Ironically, in the social media age, in an age of user-generated content, creating our own content is king. The more our organization creates, the more our users will be able to share with their friends. David Wells, founder of www.SocializeYourCause.org says “Always be creating content. Content is the currency of social media.” So one key to effective social media outreach is to be creating content all the time. And sharing the content created by others.

Strategic Retooling, Not Random Recreating

This doesn’t mean we necessarily have to do much more than we’re currently doing. But it does require we think differently about what we’re already creating. Rather than a static homepage that never changes, we may want to have a home page that features the stories in our latest newsletter or view-book. When our CEO or board chair speaks, we may want to record her for an audio offering on the site. Or take a quick video of her to upload to YouTube (and enable comments). We are already doing the newsletters and our CEO is already speaking. But now we get much more use out of things that used to be one-time hits. This is called the long tail.

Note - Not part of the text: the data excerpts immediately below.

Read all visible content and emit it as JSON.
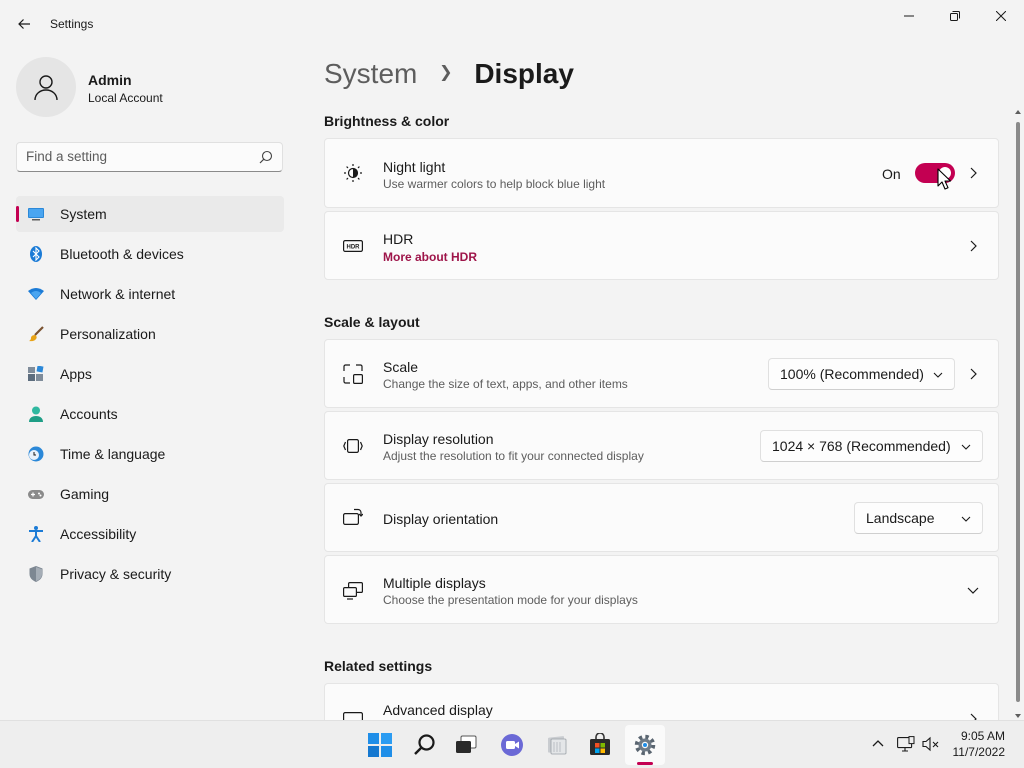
{
  "window": {
    "title": "Settings"
  },
  "user": {
    "name": "Admin",
    "account_type": "Local Account"
  },
  "search": {
    "placeholder": "Find a setting"
  },
  "sidebar": {
    "items": [
      {
        "label": "System",
        "icon": "monitor-icon",
        "active": true
      },
      {
        "label": "Bluetooth & devices",
        "icon": "bluetooth-icon"
      },
      {
        "label": "Network & internet",
        "icon": "wifi-icon"
      },
      {
        "label": "Personalization",
        "icon": "brush-icon"
      },
      {
        "label": "Apps",
        "icon": "apps-icon"
      },
      {
        "label": "Accounts",
        "icon": "person-icon"
      },
      {
        "label": "Time & language",
        "icon": "globe-clock-icon"
      },
      {
        "label": "Gaming",
        "icon": "gamepad-icon"
      },
      {
        "label": "Accessibility",
        "icon": "accessibility-icon"
      },
      {
        "label": "Privacy & security",
        "icon": "shield-icon"
      }
    ]
  },
  "breadcrumb": {
    "parent": "System",
    "current": "Display"
  },
  "sections": {
    "brightness": {
      "title": "Brightness & color",
      "night_light": {
        "title": "Night light",
        "desc": "Use warmer colors to help block blue light",
        "state": "On",
        "on": true
      },
      "hdr": {
        "title": "HDR",
        "link": "More about HDR"
      }
    },
    "scale_layout": {
      "title": "Scale & layout",
      "scale": {
        "title": "Scale",
        "desc": "Change the size of text, apps, and other items",
        "value": "100% (Recommended)"
      },
      "resolution": {
        "title": "Display resolution",
        "desc": "Adjust the resolution to fit your connected display",
        "value": "1024 × 768 (Recommended)"
      },
      "orientation": {
        "title": "Display orientation",
        "value": "Landscape"
      },
      "multiple": {
        "title": "Multiple displays",
        "desc": "Choose the presentation mode for your displays"
      }
    },
    "related": {
      "title": "Related settings",
      "advanced": {
        "title": "Advanced display"
      }
    }
  },
  "taskbar": {
    "apps": [
      "windows-start-icon",
      "search-icon",
      "task-view-icon",
      "chat-icon",
      "file-explorer-icon",
      "store-icon",
      "settings-icon"
    ],
    "time": "9:05 AM",
    "date": "11/7/2022"
  },
  "colors": {
    "accent": "#c30052",
    "link": "#9e1449",
    "background": "#f3f3f3",
    "card": "#fbfbfb"
  }
}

All too often, someone in our organization goes to a conference or reads an article about social media and drinks the social media Kool-Aid. They jump in with both feet, joining social networks and posting things all over the web. They drive people around them crazy trying to get them drink the Kool-Aid too. Some people ride this high for an amazing period of time. (At the time of this writing in 2013, I know people who are still advocating AOL and Yahoo! Groups, tools that were cutting edge 12 years ago but have been surpassed since then!)

When the excitement finally ebbs, they get frustrated. People in their organization aren’t “getting” it fast enough. Or donors and supporters aren’t jumping on the bandwagon the way the guy at the conference said they would. So they give up, and stop creating content. When people ask, they answer, “We tried that. It didn’t work.”

A Solid Strategy Helps Nonprofits Weather Sporadic Enthusiasm

Unfortunately, years later, that content is still up there. Having old, dated information online reflects poorly on a nonprofit. I recently searched for information on a location I wanted to visit. The travel guide website that listed it had a warning that the location wasn’t opening until the fall of 2007. That was six years ago. How in the world can I trust anything else written in that travel guide?

What if a donor said that about your nonprofit website?

It’s far more effective to channel that enthusiasm into creating a sustainable strategy that fits the style of the organization. We’ll show you how to put it together in the next chapter.